I'm so glad that for the first few weeks of blogging I did. I examined my motivation, and my vision. Examining my motivation has been a huge factor in my life as a leader this semester. In February, I was forced to examine why I was leading a certain bible study. I had let my pride and insecurity lead the group, and had to reevaluate the reason I was coming to the bible study. Recently, I had been praying for numerical growth for the same bible study, and had to examine my motivation again. Am I praying for growth because I want to be leading more people? Am I praying for growth so that more people can draw closer to God? In the campus bible study, I had to ask myself several times what the vision of the group was, and where we needed to be going. The vision I was given was of a place where Christians from all over the campus can gather and be family to one another. I'm happy to report that it's precisely what we're doing. Motivation and vision are fundamental in leadership. Without regular evaluation, leaders fall into unhealthy and sometimes harmful patterns of leadership.
I'm kinda ashamed to admit it, but I really did not take my leadership role at the campus bible study very seriously for the first few weeks. I was tired, juggling classes, and dealing with other issues. Because of that, the Christian Student Union (CSU) slipped to the wayside. Because of that, we had inconsistent vision, confusion who we were supposed to be, and worse, drove some people away. If a leader is given responsibility, they must commit to it as they are able. I agreed to lead the group, and for as long as I am needed as a leader, I must serve in the capacity that I am able. Leadership is a big responsibility, and I need to treat it as such.
More often than not, most Christian leadership takes place in church. What is this vague entity, the church? I think the best definition I can give is that the church is the community of Christians committed to Christ on mission in the world. In the bible, the church is referred to as a bride (2 Cor. 11:2). The imagery of a bride has a twofold meaning. Firstly, it refers to the total commitment of the church to Jesus, just as an engaged couple are committed to one another. Secondly, I believe it uses this imagery to paint the picture of a living entity. The church in it's truest form is not a building, idea or a specific group of people. Rather, the church is the living active representative of God on the earth. An organism that is constantly on the move. This is important for every church leader to understand. Why? Because the living aspect of the church changes the way that Christians lead.

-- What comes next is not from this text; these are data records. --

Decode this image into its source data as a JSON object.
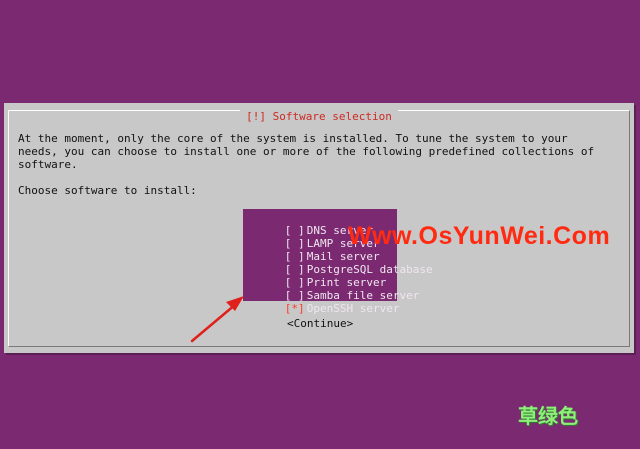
{
  "dialog": {
    "title": "[!] Software selection",
    "intro_lines": [
      "At the moment, only the core of the system is installed. To tune the system to your",
      "needs, you can choose to install one or more of the following predefined collections of",
      "software."
    ],
    "prompt": "Choose software to install:",
    "options": [
      {
        "checkbox": "[ ]",
        "label": "DNS server",
        "checked": false
      },
      {
        "checkbox": "[ ]",
        "label": "LAMP server",
        "checked": false
      },
      {
        "checkbox": "[ ]",
        "label": "Mail server",
        "checked": false
      },
      {
        "checkbox": "[ ]",
        "label": "PostgreSQL database",
        "checked": false
      },
      {
        "checkbox": "[ ]",
        "label": "Print server",
        "checked": false
      },
      {
        "checkbox": "[ ]",
        "label": "Samba file server",
        "checked": false
      },
      {
        "checkbox": "[*]",
        "label": "OpenSSH server",
        "checked": true
      }
    ],
    "continue_label": "<Continue>"
  },
  "watermark": {
    "text": "Www.OsYunWei.Com",
    "color": "#ff2a10"
  },
  "logo": {
    "text": "草绿色"
  },
  "colors": {
    "background": "#7b2a72",
    "dialog": "#c8c8c8",
    "title": "#cc2a22",
    "arrow": "#e0201a"
  },
  "annotation": {
    "icon": "red-arrow-icon"
  }
}
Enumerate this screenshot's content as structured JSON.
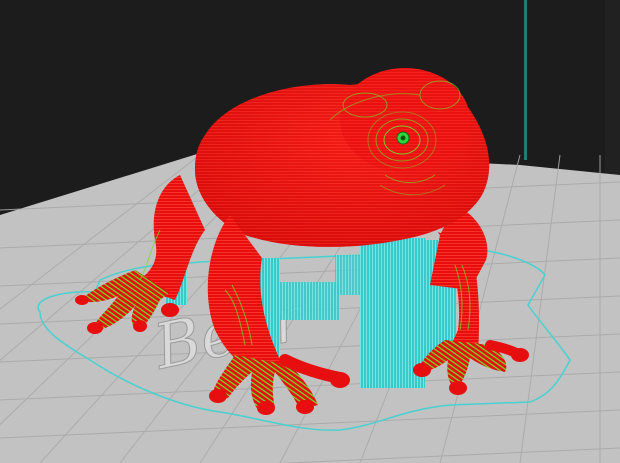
{
  "viewport": {
    "background_color": "#1c1c1c",
    "bed_color": "#c2c2c2",
    "bed_grid_color": "#a9a9a9",
    "bed_logo_text": "Bear",
    "colors": {
      "perimeter": "#ff1a1a",
      "infill_highlight": "#6fdc2a",
      "support": "#3fd7d7",
      "skirt": "#49d0d0",
      "frame": "#2fc7c7",
      "eye": "#2fd63f"
    }
  }
}
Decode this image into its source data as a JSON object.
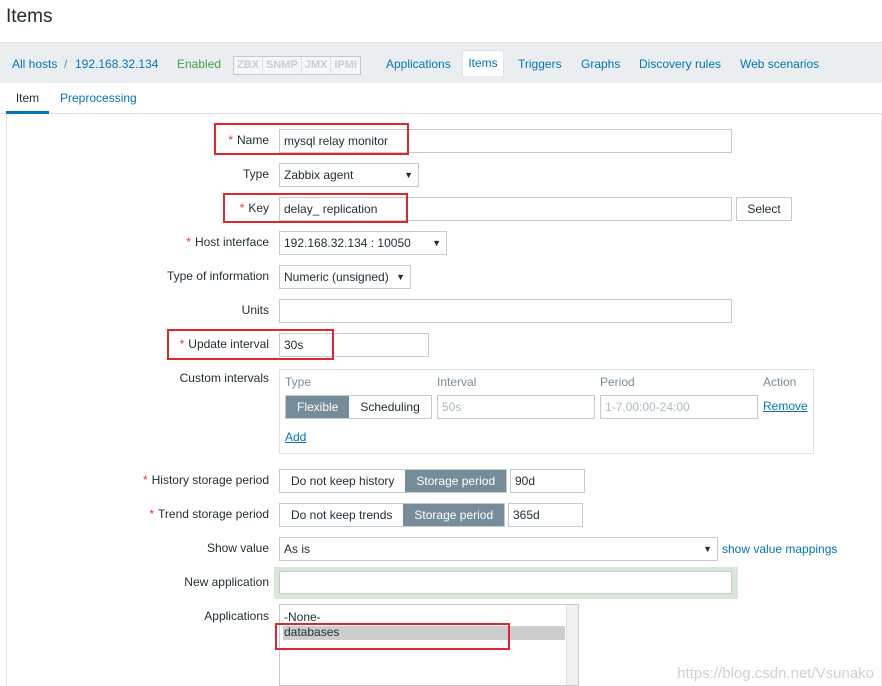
{
  "page": {
    "title": "Items"
  },
  "hostbar": {
    "all_hosts": "All hosts",
    "separator": "/",
    "host": "192.168.32.134",
    "status": "Enabled",
    "badges": [
      "ZBX",
      "SNMP",
      "JMX",
      "IPMI"
    ],
    "links": {
      "applications": "Applications",
      "items": "Items",
      "triggers": "Triggers",
      "graphs": "Graphs",
      "discovery": "Discovery rules",
      "web": "Web scenarios"
    }
  },
  "tabs": {
    "item": "Item",
    "preprocessing": "Preprocessing"
  },
  "form": {
    "name": {
      "label": "Name",
      "value": "mysql relay monitor"
    },
    "type": {
      "label": "Type",
      "value": "Zabbix agent"
    },
    "key": {
      "label": "Key",
      "value": "delay_ replication",
      "select": "Select"
    },
    "host_interface": {
      "label": "Host interface",
      "value": "192.168.32.134 : 10050"
    },
    "type_info": {
      "label": "Type of information",
      "value": "Numeric (unsigned)"
    },
    "units": {
      "label": "Units",
      "value": ""
    },
    "update_interval": {
      "label": "Update interval",
      "value": "30s"
    },
    "custom_intervals": {
      "label": "Custom intervals",
      "headers": {
        "type": "Type",
        "interval": "Interval",
        "period": "Period",
        "action": "Action"
      },
      "flexible": "Flexible",
      "scheduling": "Scheduling",
      "interval_placeholder": "50s",
      "period_placeholder": "1-7,00:00-24:00",
      "remove": "Remove",
      "add": "Add"
    },
    "history": {
      "label": "History storage period",
      "no_keep": "Do not keep history",
      "storage": "Storage period",
      "value": "90d"
    },
    "trend": {
      "label": "Trend storage period",
      "no_keep": "Do not keep trends",
      "storage": "Storage period",
      "value": "365d"
    },
    "show_value": {
      "label": "Show value",
      "value": "As is",
      "mappings": "show value mappings"
    },
    "new_application": {
      "label": "New application",
      "value": ""
    },
    "applications": {
      "label": "Applications",
      "options": [
        "-None-",
        "databases"
      ]
    }
  },
  "watermark": "https://blog.csdn.net/Vsunako",
  "colors": {
    "link": "#0275b8",
    "required": "#e33734",
    "highlight": "#e0262d",
    "enabled": "#429e47"
  }
}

It’s a bittersweet job, to know that the more that come in, the more will be sent out. This summer, I am going to be saying goodbye to a great number of my friends as they go off to other universities, cities, and seasons of life. My goal is to equip them to be the church wherever they go. Out of this, good news will spread to every campus, town, city, people group, and to the world. The calling of a leader is hardly an easy one, not always a comfortable one, but without question a wonderful and honorable call.